Então finalmente voltei a perceber as coisas que estavam a minha volta e senti minhas pálpebras se fechando para fazer meus olhos piscarem. Senti minha cabeça girar e cambaleei um pouco para trás quando a conexão foi cortada. Noah estava gritando meu nome e Julie e Daniel me seguravam pelos braços. Não percebi que estava com as pernas bambas.

— Alessia! Alessia, o que houve? — Julie me observava preocupada.

— Consegue nos ouvir? O que aconteceu? — Daniel também me encarava.

— Soltem-no. — Tentei me sustentar com minhas próprias pernas. — Disse que as respostas que estamos procurando estão no meu quarto no castelo.

— Isso não faz sentido nenhum! — Daniel observou a criatura, indignado.

— Está mentindo! Está nos enganando! — Julie lançou um olhar irado ao animal.

— Não, não está mentindo. — Tentei acalmá-los. — Sei que está falando a verdade. Vamos logo. Precisamos voltar ao castelo e revirar meu quarto.

— Não adianta tentar arrancar mais informações. — Noah não parecia estar irritado ou indignado. — Quimeras gostam de adivinhações em seus conselhos, são parentes das esfinges com seus enigmas. Esse híbrido se tornou uma espécie de quimera.

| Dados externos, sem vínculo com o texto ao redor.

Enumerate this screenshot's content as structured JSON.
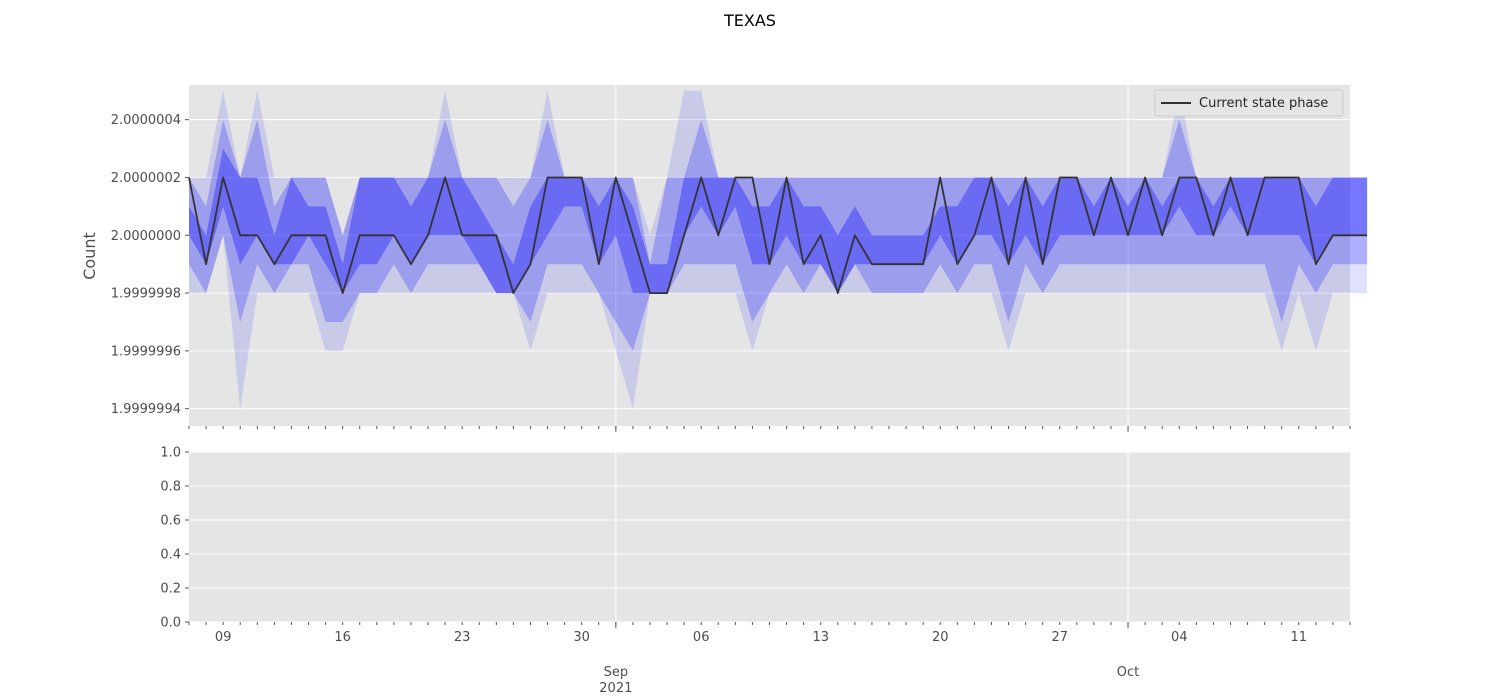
{
  "chart_data": {
    "type": "line",
    "title": "TEXAS",
    "ylabel": "Count",
    "colors": {
      "background": "#e5e5e5",
      "grid": "#ffffff",
      "line": "#333333",
      "band": "#0000ff"
    },
    "x_range": [
      "2021-08-07",
      "2021-10-14"
    ],
    "top": {
      "ylim": [
        1.99999934,
        2.00000052
      ],
      "yticks": [
        {
          "value": 2.0000004,
          "label": "2.0000004"
        },
        {
          "value": 2.0000002,
          "label": "2.0000002"
        },
        {
          "value": 2.0,
          "label": "2.0000000"
        },
        {
          "value": 1.9999998,
          "label": "1.9999998"
        },
        {
          "value": 1.9999996,
          "label": "1.9999996"
        },
        {
          "value": 1.9999994,
          "label": "1.9999994"
        }
      ],
      "legend": {
        "position": "top-right",
        "label": "Current state phase"
      },
      "series": [
        {
          "name": "Current state phase",
          "x_start": "2021-08-07",
          "step": "1 day",
          "values": [
            2.0000002,
            1.9999999,
            2.0000002,
            2.0,
            2.0,
            1.9999999,
            2.0,
            2.0,
            2.0,
            1.9999998,
            2.0,
            2.0,
            2.0,
            1.9999999,
            2.0,
            2.0000002,
            2.0,
            2.0,
            2.0,
            1.9999998,
            1.9999999,
            2.0000002,
            2.0000002,
            2.0000002,
            1.9999999,
            2.0000002,
            2.0,
            1.9999998,
            1.9999998,
            2.0,
            2.0000002,
            2.0,
            2.0000002,
            2.0000002,
            1.9999999,
            2.0000002,
            1.9999999,
            2.0,
            1.9999998,
            2.0,
            1.9999999,
            1.9999999,
            1.9999999,
            1.9999999,
            2.0000002,
            1.9999999,
            2.0,
            2.0000002,
            1.9999999,
            2.0000002,
            1.9999999,
            2.0000002,
            2.0000002,
            2.0,
            2.0000002,
            2.0,
            2.0000002,
            2.0,
            2.0000002,
            2.0000002,
            2.0,
            2.0000002,
            2.0,
            2.0000002,
            2.0000002,
            2.0000002,
            1.9999999,
            2.0,
            2.0,
            2.0
          ]
        }
      ],
      "bands": [
        {
          "upper": [
            2.0000002,
            2.0000002,
            2.0000005,
            2.0000002,
            2.0000005,
            2.0000002,
            2.0000002,
            2.0000002,
            2.0000002,
            2.0,
            2.0000002,
            2.0000002,
            2.0000002,
            2.0000002,
            2.0000002,
            2.0000005,
            2.0000002,
            2.0000002,
            2.0000002,
            2.0000002,
            2.0000002,
            2.0000005,
            2.0000002,
            2.0000002,
            2.0000002,
            2.0000002,
            2.0000002,
            2.0,
            2.0000002,
            2.0000005,
            2.0000005,
            2.0000002,
            2.0000002,
            2.0000002,
            2.0000002,
            2.0000002,
            2.0000002,
            2.0000002,
            2.0000002,
            2.0000002,
            2.0000002,
            2.0000002,
            2.0000002,
            2.0000002,
            2.0000002,
            2.0000002,
            2.0000002,
            2.0000002,
            2.0000002,
            2.0000002,
            2.0000002,
            2.0000002,
            2.0000002,
            2.0000002,
            2.0000002,
            2.0000002,
            2.0000002,
            2.0000002,
            2.0000005,
            2.0000002,
            2.0000002,
            2.0000002,
            2.0000002,
            2.0000002,
            2.0000002,
            2.0000002,
            2.0000002,
            2.0000002,
            2.0000002,
            2.0000002
          ],
          "lower": [
            1.9999998,
            1.9999998,
            2.0,
            1.9999994,
            1.9999998,
            1.9999998,
            1.9999998,
            1.9999998,
            1.9999996,
            1.9999996,
            1.9999998,
            1.9999998,
            1.9999998,
            1.9999998,
            1.9999998,
            1.9999998,
            1.9999998,
            1.9999998,
            1.9999998,
            1.9999998,
            1.9999996,
            1.9999998,
            1.9999998,
            1.9999998,
            1.9999998,
            1.9999996,
            1.9999994,
            1.9999998,
            1.9999998,
            1.9999998,
            1.9999998,
            1.9999998,
            1.9999998,
            1.9999996,
            1.9999998,
            1.9999998,
            1.9999998,
            1.9999998,
            1.9999998,
            1.9999998,
            1.9999998,
            1.9999998,
            1.9999998,
            1.9999998,
            1.9999998,
            1.9999998,
            1.9999998,
            1.9999998,
            1.9999996,
            1.9999998,
            1.9999998,
            1.9999998,
            1.9999998,
            1.9999998,
            1.9999998,
            1.9999998,
            1.9999998,
            1.9999998,
            1.9999998,
            1.9999998,
            1.9999998,
            1.9999998,
            1.9999998,
            1.9999998,
            1.9999996,
            1.9999998,
            1.9999996,
            1.9999998,
            1.9999998,
            1.9999998
          ],
          "opacity": 0.12
        },
        {
          "upper": [
            2.0000002,
            2.0000001,
            2.0000004,
            2.0000002,
            2.0000004,
            2.0000001,
            2.0000002,
            2.0000002,
            2.0000002,
            2.0,
            2.0000002,
            2.0000002,
            2.0000002,
            2.0000002,
            2.0000002,
            2.0000004,
            2.0000002,
            2.0000002,
            2.0000002,
            2.0000001,
            2.0000002,
            2.0000004,
            2.0000002,
            2.0000002,
            2.0000002,
            2.0000002,
            2.0000002,
            1.9999999,
            2.0000002,
            2.0000002,
            2.0000004,
            2.0000002,
            2.0000002,
            2.0000002,
            2.0000002,
            2.0000002,
            2.0000002,
            2.0000002,
            2.0000002,
            2.0000002,
            2.0000002,
            2.0000002,
            2.0000002,
            2.0000002,
            2.0000002,
            2.0000002,
            2.0000002,
            2.0000002,
            2.0000002,
            2.0000002,
            2.0000002,
            2.0000002,
            2.0000002,
            2.0000002,
            2.0000002,
            2.0000002,
            2.0000002,
            2.0000002,
            2.0000004,
            2.0000002,
            2.0000002,
            2.0000002,
            2.0000002,
            2.0000002,
            2.0000002,
            2.0000002,
            2.0000002,
            2.0000002,
            2.0000002,
            2.0000002
          ],
          "lower": [
            1.9999999,
            1.9999998,
            2.0,
            1.9999997,
            1.9999999,
            1.9999998,
            1.9999999,
            1.9999999,
            1.9999997,
            1.9999997,
            1.9999998,
            1.9999998,
            1.9999999,
            1.9999998,
            1.9999999,
            1.9999999,
            1.9999999,
            1.9999999,
            1.9999998,
            1.9999998,
            1.9999997,
            1.9999999,
            1.9999999,
            1.9999999,
            1.9999998,
            1.9999997,
            1.9999996,
            1.9999998,
            1.9999998,
            1.9999999,
            1.9999999,
            1.9999999,
            1.9999999,
            1.9999997,
            1.9999998,
            1.9999999,
            1.9999998,
            1.9999999,
            1.9999998,
            1.9999999,
            1.9999998,
            1.9999998,
            1.9999998,
            1.9999998,
            1.9999999,
            1.9999998,
            1.9999999,
            1.9999999,
            1.9999997,
            1.9999999,
            1.9999998,
            1.9999999,
            1.9999999,
            1.9999999,
            1.9999999,
            1.9999999,
            1.9999999,
            1.9999999,
            1.9999999,
            1.9999999,
            1.9999999,
            1.9999999,
            1.9999999,
            1.9999999,
            1.9999997,
            1.9999999,
            1.9999998,
            1.9999999,
            1.9999999,
            1.9999999
          ],
          "opacity": 0.22
        },
        {
          "upper": [
            2.0000001,
            2.0,
            2.0000003,
            2.0000002,
            2.0000002,
            2.0,
            2.0000002,
            2.0000001,
            2.0000001,
            1.9999999,
            2.0000002,
            2.0000002,
            2.0000002,
            2.0000001,
            2.0000002,
            2.0000002,
            2.0000002,
            2.0000001,
            2.0,
            1.9999999,
            2.0000001,
            2.0000002,
            2.0000002,
            2.0000002,
            2.0000001,
            2.0000002,
            2.0000001,
            1.9999999,
            1.9999999,
            2.0000002,
            2.0000002,
            2.0000002,
            2.0000002,
            2.0000001,
            2.0000001,
            2.0000002,
            2.0000001,
            2.0000001,
            2.0,
            2.0000001,
            2.0,
            2.0,
            2.0,
            2.0,
            2.0000001,
            2.0000001,
            2.0000002,
            2.0000002,
            2.0000001,
            2.0000002,
            2.0000001,
            2.0000002,
            2.0000002,
            2.0000001,
            2.0000002,
            2.0000001,
            2.0000002,
            2.0000001,
            2.0000002,
            2.0000002,
            2.0000001,
            2.0000002,
            2.0000002,
            2.0000002,
            2.0000002,
            2.0000002,
            2.0000001,
            2.0000002,
            2.0000002,
            2.0000002
          ],
          "lower": [
            2.0,
            1.9999999,
            2.0000001,
            1.9999999,
            2.0,
            1.9999999,
            1.9999999,
            2.0,
            1.9999999,
            1.9999998,
            1.9999999,
            1.9999999,
            2.0,
            1.9999999,
            2.0,
            2.0,
            2.0,
            1.9999999,
            1.9999998,
            1.9999998,
            1.9999999,
            2.0,
            2.0000001,
            2.0000001,
            1.9999999,
            2.0,
            1.9999998,
            1.9999998,
            1.9999998,
            2.0,
            2.0000001,
            2.0,
            2.0000001,
            1.9999999,
            1.9999999,
            2.0,
            1.9999999,
            1.9999999,
            1.9999998,
            1.9999999,
            1.9999999,
            1.9999999,
            1.9999999,
            1.9999999,
            2.0,
            1.9999999,
            2.0,
            2.0,
            1.9999999,
            2.0,
            1.9999999,
            2.0,
            2.0,
            2.0,
            2.0,
            2.0,
            2.0,
            2.0,
            2.0000001,
            2.0,
            2.0,
            2.0000001,
            2.0,
            2.0,
            2.0,
            2.0,
            1.9999999,
            2.0,
            2.0,
            2.0
          ],
          "opacity": 0.32
        }
      ]
    },
    "bottom": {
      "ylim": [
        0.0,
        1.0
      ],
      "yticks": [
        {
          "value": 1.0,
          "label": "1.0"
        },
        {
          "value": 0.8,
          "label": "0.8"
        },
        {
          "value": 0.6,
          "label": "0.6"
        },
        {
          "value": 0.4,
          "label": "0.4"
        },
        {
          "value": 0.2,
          "label": "0.2"
        },
        {
          "value": 0.0,
          "label": "0.0"
        }
      ]
    },
    "xticks_major": [
      {
        "date": "2021-09-01",
        "label": "Sep",
        "sublabel": "2021"
      },
      {
        "date": "2021-10-01",
        "label": "Oct",
        "sublabel": ""
      }
    ],
    "xticks_minor": [
      {
        "date": "2021-08-09",
        "label": "09"
      },
      {
        "date": "2021-08-16",
        "label": "16"
      },
      {
        "date": "2021-08-23",
        "label": "23"
      },
      {
        "date": "2021-08-30",
        "label": "30"
      },
      {
        "date": "2021-09-06",
        "label": "06"
      },
      {
        "date": "2021-09-13",
        "label": "13"
      },
      {
        "date": "2021-09-20",
        "label": "20"
      },
      {
        "date": "2021-09-27",
        "label": "27"
      },
      {
        "date": "2021-10-04",
        "label": "04"
      },
      {
        "date": "2021-10-11",
        "label": "11"
      }
    ]
  }
}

— Então vamos logo. — Julie se afastou rapidamente do animal.

— Vamos. — Daniel me guiou para longe do bicho, senti o colar de pérolas em minha mão e o guardei rapidamente na bolsa.

Então, ouvimos vários rugidos em algum lugar ainda longe, mas vindos do alto. Noah parou de tentar prender a criatura com os cipós. Todos começamos a correr e ninguém precisou nos avisar que as outras quimeras estavam chegando.

Noah deixou os cipós enrolados na criatura que deixamos para trás para poder atrasá-la e corremos o mais rápido que podíamos, até não aguentarmos mais. Daniel e eu corríamos mais devagar, mas com o feitiço de velocidade que Lewis me ensinou e que Daniel também sabia, nós conseguimos acompanhar Julie e Noah e nos afastar a tempo.

Quando estávamos chegando perto do Lago Verde, o dia já estava amanhecendo e a exaustão tomava conta de Daniel e eu. Continuamos a caminhar até que nossas pernas dobraram e se recusaram a dar mais um passo sequer.

Julie e Noah concordaram que estava na hora de parar e descansar por umas duas horas. Daniel e eu nos ajeitamos sobre a relva abaixo de uma árvore e adormecemos, até que Julie nos acordou para que prosseguíssemos. Chegamos na vila por volta do meio dia e paramos no restaurante das fadas (aquele em que Julie estava ajudando antes de encontrá-la e pedir que viesse comigo) e almoçamos por ali.